Technically classified as a “loitering munition,” the Harop behaves, in the latter stages of its mission, like a cruise missile, crashing into its targets and exploding on impact. In the early stages, however, it functions as a drone, circling high above the battlefield, waiting for targets to emerge. The Harop is well known in Azerbaijan, thanks to the role it played in the victory last year against Armenia.
But it was for Iran’s benefit that Mr. Aliyev organized this photo-op. In recent weeks, Tehran has engaged in a crude campaign of intimidation that included military exercises on Azerbaijan’s frontier—a surprise move that elicited an angry response from Mr. Aliyev. “Why now, and why on our border?” he asked publicly. “There were no such incidents in the 30 years of Azerbaijan’s independence.”

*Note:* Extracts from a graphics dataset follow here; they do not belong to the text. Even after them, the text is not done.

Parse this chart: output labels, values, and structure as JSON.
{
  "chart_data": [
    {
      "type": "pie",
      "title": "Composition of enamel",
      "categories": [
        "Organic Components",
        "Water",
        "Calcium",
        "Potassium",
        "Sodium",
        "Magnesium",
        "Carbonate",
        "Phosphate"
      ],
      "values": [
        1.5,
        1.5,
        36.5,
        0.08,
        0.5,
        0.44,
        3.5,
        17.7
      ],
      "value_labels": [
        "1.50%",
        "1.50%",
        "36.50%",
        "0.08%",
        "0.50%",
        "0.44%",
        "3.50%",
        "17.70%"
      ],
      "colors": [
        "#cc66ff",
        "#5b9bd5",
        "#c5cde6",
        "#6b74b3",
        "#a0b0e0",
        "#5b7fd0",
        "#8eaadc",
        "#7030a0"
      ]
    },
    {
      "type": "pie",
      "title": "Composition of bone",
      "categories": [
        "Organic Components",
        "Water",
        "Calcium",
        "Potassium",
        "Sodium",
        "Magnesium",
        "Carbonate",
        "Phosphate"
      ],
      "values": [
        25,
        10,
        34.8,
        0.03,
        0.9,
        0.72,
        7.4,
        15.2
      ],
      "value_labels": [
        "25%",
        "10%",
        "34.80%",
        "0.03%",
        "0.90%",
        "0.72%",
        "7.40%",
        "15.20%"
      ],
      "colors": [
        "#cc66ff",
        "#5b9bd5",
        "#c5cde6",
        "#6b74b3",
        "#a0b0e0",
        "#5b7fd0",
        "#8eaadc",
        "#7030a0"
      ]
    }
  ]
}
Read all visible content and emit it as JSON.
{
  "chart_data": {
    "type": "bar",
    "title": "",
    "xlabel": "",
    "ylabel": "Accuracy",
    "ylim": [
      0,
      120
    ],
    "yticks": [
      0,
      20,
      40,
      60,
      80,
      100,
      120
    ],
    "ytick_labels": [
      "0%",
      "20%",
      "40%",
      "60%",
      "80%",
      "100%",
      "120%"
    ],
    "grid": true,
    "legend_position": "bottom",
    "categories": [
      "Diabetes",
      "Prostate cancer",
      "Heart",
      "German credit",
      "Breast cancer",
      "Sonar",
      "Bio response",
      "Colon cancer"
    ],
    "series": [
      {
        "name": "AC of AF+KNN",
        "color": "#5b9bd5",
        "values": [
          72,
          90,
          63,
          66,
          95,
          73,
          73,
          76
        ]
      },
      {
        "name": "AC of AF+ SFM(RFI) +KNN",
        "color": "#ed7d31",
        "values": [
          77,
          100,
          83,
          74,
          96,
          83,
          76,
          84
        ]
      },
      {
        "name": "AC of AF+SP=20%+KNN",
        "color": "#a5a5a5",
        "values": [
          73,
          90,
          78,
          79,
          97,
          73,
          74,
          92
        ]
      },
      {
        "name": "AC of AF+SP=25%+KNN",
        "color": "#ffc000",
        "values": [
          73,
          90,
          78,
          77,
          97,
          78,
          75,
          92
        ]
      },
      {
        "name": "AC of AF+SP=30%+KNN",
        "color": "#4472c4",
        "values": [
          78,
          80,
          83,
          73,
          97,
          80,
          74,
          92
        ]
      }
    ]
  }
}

Iranian officials answered by demanding that Azerbaijan end its alliance with Israel. “We do not tolerate the presence and activity against our national security of the Zionist regime, or Israel, next to our borders,” said Hossein Amirabdollahian, the Iranian foreign minister. “And we will carry out any necessary action in this regard.”

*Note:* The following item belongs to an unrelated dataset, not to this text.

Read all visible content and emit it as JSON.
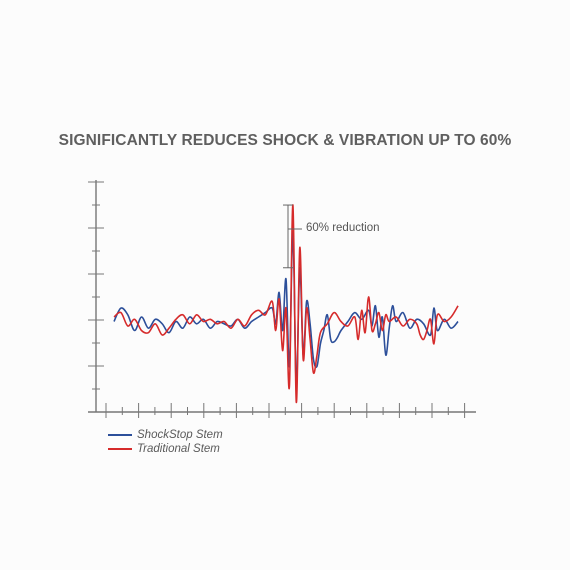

Iran has good reason to be worried. Its economy is in shambles, and unemployment is rampant. By contrast, Azerbaijan’s economy is strong, and its army is even stronger, thanks in part to the assistance from Israel, which organized a military airlift to resupply Azerbaijan during the 2020 war with Armenia.
Seen from Tehran, Israeli influence in Baku appears especially ominous because of the extraordinary reach into Iranian society that Azerbaijan enjoys. Ethnic Azerbaijanis, a Shiite Turkic people, form a large portion of Iran’s population, somewhere between 20% and 30%. They are concentrated in the northwest part of the country, on the border with Azerbaijan. Though a major secessionist movement hasn’t developed, discontent is rife, and strong feelings of solidarity with Azerbaijan are often on display.